Writing to Allen Ginsberg from Orlando, FL, on this date -- November 30 -- in 1957, Jack said (this is an excerpt from a long letter):
I'm rather good novelist now, my in-progress work is THE DHARMA BUMS about Gary and 1955 and 56 in Berkeley and Mill Valley and is really bettern ON THE ROAD, if I can only stay sober enuf to finish now that I know I'm going to make a big fool of myself with evil Gilbert Millsteins ain New Yoik.(Source: Jack Kerouac: Selected Letters 1957-1969 edited by Ann Charters, Penguin Books, 1999, p. 99)
I agree with Jack that The Dharma Bums is "bettern" On the Road. In fact, as regular readers know, it is my favorite Kerouac novel. I love the prose, of course, but I also love the climbing action, and the Buddhism, and the sex, and . . . well, I just love The Dharma Bums so much that I probably need to go re-read it for the umpteenth time. Have I mentioned it's the basis for my license plate? Oh, yeah, about a dozen times.
In this letter, Jack acknowledged the drinking problem that would eventually kill him, a problem excacerbated by the fame he garnered from On the Road.

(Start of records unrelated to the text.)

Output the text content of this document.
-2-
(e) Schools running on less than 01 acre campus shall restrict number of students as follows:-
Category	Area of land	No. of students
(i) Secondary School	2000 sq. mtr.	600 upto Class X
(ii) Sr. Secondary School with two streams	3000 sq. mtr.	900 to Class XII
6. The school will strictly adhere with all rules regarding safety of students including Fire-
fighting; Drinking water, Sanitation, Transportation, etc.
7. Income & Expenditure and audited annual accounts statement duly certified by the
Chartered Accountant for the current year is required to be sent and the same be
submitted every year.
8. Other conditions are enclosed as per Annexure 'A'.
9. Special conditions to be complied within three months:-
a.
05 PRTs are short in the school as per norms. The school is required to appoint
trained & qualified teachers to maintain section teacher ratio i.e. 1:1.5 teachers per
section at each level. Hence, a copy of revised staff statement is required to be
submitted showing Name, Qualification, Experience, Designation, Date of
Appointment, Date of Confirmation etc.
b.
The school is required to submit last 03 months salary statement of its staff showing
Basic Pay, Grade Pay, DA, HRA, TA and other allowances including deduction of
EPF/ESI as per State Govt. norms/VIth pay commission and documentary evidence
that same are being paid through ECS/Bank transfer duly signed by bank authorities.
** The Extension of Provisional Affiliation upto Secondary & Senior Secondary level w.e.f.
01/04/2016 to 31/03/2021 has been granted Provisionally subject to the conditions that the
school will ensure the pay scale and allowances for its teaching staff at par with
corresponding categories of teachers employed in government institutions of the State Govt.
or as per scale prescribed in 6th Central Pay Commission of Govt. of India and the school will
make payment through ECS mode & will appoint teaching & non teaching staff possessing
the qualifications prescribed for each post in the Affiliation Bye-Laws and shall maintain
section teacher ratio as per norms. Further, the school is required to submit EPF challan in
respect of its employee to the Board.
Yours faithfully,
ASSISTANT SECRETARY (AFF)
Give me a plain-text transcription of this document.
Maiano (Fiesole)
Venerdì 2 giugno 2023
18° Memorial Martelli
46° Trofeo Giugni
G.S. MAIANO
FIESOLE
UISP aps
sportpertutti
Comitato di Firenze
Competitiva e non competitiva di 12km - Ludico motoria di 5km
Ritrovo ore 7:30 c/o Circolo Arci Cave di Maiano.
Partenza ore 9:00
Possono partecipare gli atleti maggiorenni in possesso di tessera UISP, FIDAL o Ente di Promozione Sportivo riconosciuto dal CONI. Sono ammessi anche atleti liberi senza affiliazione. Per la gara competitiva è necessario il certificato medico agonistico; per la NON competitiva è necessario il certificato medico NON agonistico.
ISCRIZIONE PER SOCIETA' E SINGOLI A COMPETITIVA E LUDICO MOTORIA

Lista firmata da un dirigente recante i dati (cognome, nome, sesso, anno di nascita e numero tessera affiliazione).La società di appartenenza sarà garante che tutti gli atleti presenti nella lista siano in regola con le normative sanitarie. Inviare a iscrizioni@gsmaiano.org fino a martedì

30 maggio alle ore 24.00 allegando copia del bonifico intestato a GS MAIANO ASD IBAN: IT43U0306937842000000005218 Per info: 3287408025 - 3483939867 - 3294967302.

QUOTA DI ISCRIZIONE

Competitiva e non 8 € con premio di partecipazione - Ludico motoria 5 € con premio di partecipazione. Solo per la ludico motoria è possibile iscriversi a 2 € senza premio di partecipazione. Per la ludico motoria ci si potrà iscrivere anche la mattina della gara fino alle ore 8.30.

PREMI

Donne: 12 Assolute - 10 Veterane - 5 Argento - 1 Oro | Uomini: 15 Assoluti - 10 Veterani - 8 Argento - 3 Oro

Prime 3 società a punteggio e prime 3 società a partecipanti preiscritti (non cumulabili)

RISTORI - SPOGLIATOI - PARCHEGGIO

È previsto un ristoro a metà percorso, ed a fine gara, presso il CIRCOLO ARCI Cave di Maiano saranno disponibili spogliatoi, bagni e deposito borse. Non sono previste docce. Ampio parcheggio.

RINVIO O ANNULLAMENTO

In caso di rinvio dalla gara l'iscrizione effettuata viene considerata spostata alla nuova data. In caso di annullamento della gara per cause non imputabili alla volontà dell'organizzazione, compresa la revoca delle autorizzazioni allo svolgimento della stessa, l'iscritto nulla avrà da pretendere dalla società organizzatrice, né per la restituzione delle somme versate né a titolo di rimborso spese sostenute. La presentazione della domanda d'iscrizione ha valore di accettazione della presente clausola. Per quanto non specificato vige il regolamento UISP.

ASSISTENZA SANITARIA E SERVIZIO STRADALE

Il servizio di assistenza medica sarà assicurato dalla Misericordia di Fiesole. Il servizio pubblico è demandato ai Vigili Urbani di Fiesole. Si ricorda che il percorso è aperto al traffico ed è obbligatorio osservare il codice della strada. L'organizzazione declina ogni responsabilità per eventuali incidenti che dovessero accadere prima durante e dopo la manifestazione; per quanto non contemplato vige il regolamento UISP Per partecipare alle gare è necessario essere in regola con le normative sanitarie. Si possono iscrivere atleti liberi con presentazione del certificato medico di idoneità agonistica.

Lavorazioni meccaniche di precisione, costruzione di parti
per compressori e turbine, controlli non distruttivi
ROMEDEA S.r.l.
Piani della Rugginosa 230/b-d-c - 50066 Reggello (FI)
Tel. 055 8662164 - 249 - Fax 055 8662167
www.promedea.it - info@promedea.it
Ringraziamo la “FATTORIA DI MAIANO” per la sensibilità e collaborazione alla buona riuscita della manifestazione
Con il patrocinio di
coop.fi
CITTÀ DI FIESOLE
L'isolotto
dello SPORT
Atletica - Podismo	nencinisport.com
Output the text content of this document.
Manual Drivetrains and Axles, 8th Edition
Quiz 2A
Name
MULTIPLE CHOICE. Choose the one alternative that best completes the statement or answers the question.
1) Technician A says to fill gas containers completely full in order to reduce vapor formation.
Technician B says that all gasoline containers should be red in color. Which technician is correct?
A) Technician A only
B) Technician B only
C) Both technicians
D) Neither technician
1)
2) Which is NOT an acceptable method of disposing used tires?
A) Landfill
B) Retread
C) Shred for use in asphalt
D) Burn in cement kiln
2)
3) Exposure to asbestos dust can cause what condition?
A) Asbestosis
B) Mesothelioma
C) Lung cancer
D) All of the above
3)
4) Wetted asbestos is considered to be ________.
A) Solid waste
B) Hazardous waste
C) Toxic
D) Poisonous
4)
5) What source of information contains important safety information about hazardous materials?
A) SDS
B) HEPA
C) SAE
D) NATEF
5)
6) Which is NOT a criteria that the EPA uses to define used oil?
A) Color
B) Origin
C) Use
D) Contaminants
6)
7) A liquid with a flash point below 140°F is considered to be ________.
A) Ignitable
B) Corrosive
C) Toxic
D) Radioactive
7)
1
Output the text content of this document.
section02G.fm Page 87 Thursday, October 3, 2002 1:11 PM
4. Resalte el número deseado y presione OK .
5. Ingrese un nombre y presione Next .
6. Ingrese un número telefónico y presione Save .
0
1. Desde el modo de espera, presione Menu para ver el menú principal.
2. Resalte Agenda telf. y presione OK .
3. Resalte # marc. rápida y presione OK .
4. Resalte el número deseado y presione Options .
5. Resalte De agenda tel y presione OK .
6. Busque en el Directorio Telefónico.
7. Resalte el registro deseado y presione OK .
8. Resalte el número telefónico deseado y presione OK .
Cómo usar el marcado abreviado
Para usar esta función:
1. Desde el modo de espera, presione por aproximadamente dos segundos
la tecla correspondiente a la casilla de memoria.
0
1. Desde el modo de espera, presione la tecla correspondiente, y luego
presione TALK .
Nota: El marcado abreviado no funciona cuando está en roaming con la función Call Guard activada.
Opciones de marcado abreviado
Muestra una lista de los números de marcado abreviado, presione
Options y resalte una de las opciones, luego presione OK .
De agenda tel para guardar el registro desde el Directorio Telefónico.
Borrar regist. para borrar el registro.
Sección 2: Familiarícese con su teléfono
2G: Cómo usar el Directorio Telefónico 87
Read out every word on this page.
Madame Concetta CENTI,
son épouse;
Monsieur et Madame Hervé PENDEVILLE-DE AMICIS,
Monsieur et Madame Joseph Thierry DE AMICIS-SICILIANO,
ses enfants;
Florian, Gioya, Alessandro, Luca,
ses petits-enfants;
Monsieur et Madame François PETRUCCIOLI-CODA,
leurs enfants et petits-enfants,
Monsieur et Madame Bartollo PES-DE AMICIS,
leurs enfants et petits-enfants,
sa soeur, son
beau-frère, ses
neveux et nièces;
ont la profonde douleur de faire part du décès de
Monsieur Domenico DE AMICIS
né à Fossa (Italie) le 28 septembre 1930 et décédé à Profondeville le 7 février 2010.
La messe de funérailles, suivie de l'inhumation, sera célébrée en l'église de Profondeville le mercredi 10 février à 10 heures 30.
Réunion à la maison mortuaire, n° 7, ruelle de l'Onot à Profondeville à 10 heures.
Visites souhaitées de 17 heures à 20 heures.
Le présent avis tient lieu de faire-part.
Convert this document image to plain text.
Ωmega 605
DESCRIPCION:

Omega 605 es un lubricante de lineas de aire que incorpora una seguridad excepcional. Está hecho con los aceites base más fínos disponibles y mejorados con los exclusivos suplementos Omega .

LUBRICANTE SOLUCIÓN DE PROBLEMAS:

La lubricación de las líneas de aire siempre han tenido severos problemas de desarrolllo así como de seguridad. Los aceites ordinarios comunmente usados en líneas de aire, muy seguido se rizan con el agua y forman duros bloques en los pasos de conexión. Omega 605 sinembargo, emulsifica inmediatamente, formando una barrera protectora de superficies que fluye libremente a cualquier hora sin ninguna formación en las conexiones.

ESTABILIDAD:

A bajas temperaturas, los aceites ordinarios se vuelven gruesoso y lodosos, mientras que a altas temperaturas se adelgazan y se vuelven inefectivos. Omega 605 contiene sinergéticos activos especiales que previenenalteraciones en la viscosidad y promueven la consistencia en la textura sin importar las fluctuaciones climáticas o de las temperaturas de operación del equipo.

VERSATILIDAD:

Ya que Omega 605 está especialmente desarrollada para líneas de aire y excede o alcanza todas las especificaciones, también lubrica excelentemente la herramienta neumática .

It is interesting that he mentions "Gilbert Millsteins." First of all, note that NY Times book critic, Gilbert Millstein, gave On the Road a rave review on September 5, a bit over a month earlier, and that helped start the fame train rolling. But there is no "s" at the end of Millstein's name. I think Jack was using Millstein's name as a universal stand-in for book reviewers, who he was predicting wouldn't like The Dharma Bums.
We've mentioned this before, but it is important to note that the regular book reviewer for the NY Times, Orville Prescott, was on holiday and that was the reason Millstein reviewed On the Road. It has been said that Prescott would not have been so enthusiastic.